Once the warp is woven it’s time to cut it off the back beam. I did this very carefully and knotted each group of four threads as I went along. Using a large metal tapestry needle lets me slide the knot into position easily. I didn’t hemstitch the scarf, nor did I use a fringe maker. These are two perfectly satisfactory methods of finishing but I chose not to use them, maybe on a later project. I also left a lot of fringe length to help in the finishing process for later evening up.
Here the back beam fringe is all done, now I have to unwind the fabric and start on the front of the material, which is still attached to the front of the loom.
These knots are usually easy to undo, but if they get a bit cranky the metal needle comes in handy for prying them apart. Again, I just knot them in groups of four as I move along the front of the loom. Once that is all done, the fabric is inspected for unwoven threads that are hanging loose. My apologies for not taking pictures of these, but I was running out of hands. These usually are along the selvage edges and I trim them off or weave them in using my trusty metal needle. It’s a bodkin so works perfectly for that task.
Once everything is where it should be, the fabric is given a wash in very hot water and mild soap, rinsed and hung to dry. I was very pleased with how the colours played out to give a subtle change in the plaid. I hope to be able to replicate this somehow in the future, just have to figure out how I did it in the first place.

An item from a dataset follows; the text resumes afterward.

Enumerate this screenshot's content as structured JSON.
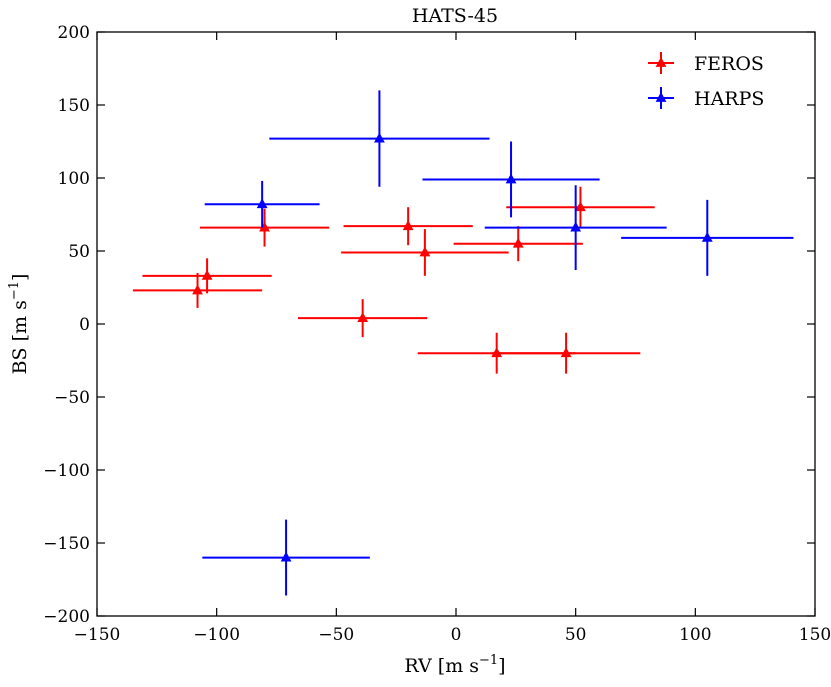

The final step is to even out the fringes; they need to be the same length on both sides. I find it easiest to pin the fabric together and just cut them at the same time.
Sometimes they need just a little more trimming, just noticed there is a stray bit in the picture, just like a bad haircut.

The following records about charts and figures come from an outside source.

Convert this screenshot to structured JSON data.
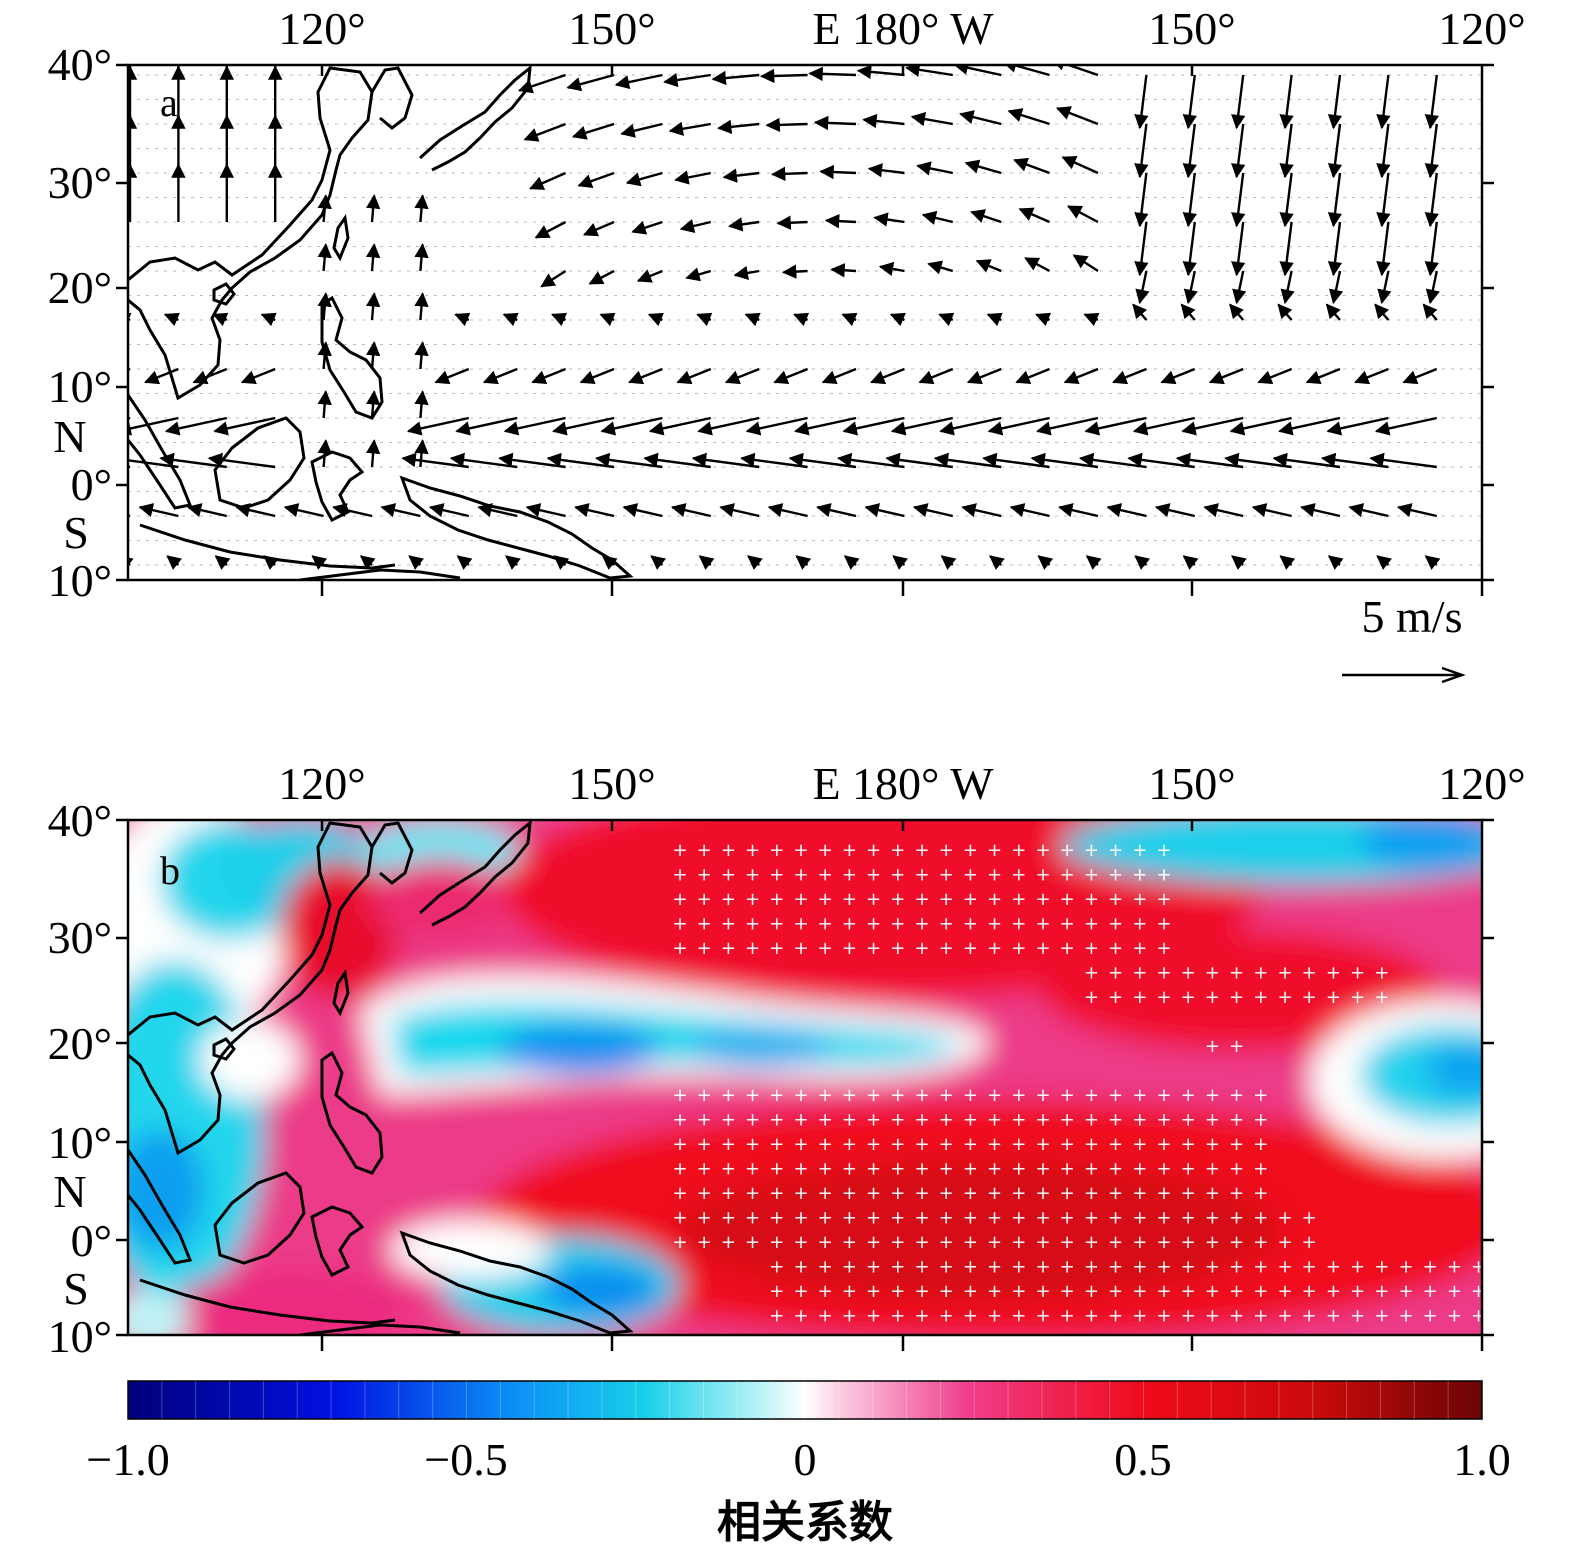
{
  "figure": {
    "panel_a": {
      "label": "a",
      "top_axis_labels": [
        "120°",
        "150°",
        "E 180° W",
        "150°",
        "120°"
      ],
      "left_axis_labels": [
        "40°",
        "30°",
        "20°",
        "10°",
        "N",
        "0°",
        "S",
        "10°"
      ],
      "reference_vector": {
        "value": 5,
        "label": "5 m/s"
      }
    },
    "panel_b": {
      "label": "b",
      "top_axis_labels": [
        "120°",
        "150°",
        "E 180° W",
        "150°",
        "120°"
      ],
      "left_axis_labels": [
        "40°",
        "30°",
        "20°",
        "10°",
        "N",
        "0°",
        "S",
        "10°"
      ],
      "significance_marker": "+"
    },
    "colorbar": {
      "title": "相关系数",
      "tick_labels": [
        "−1.0",
        "−0.5",
        "0",
        "0.5",
        "1.0"
      ],
      "range": [
        -1.0,
        1.0
      ]
    }
  },
  "colors": {
    "land_outline": "#000000",
    "vector": "#000000",
    "significance_marker": "#ffffff",
    "negative_strong": "#000080",
    "negative_mid": "#00cfef",
    "neutral": "#ffffff",
    "positive_mid": "#ef2a7d",
    "positive_strong": "#7a0000"
  }
}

The final product is going to be used for display purposes at the next Sale and Exhibition. I am very pleased with the final result. It will not be for sale. I did show it to a fellow weaver for a hard critique and I meant it. I wanted to hear the “hard stuff”. She was kind enough to tell me the truth. There are a few techniques that I need to work on before selling my scarves. I need to open up my work so it drapes better. I need to get better at math!!! This ended up very short. It was a wonderful width, but it did shrink in length and would only work as a dress scarf. And finally, I need to practice hemstitching. That said, the colours are great, my use of yarn is superlative, the fringe is perfect and the simplicity of the design is perfect to set off the fibre. Ta-da, I’ll take that.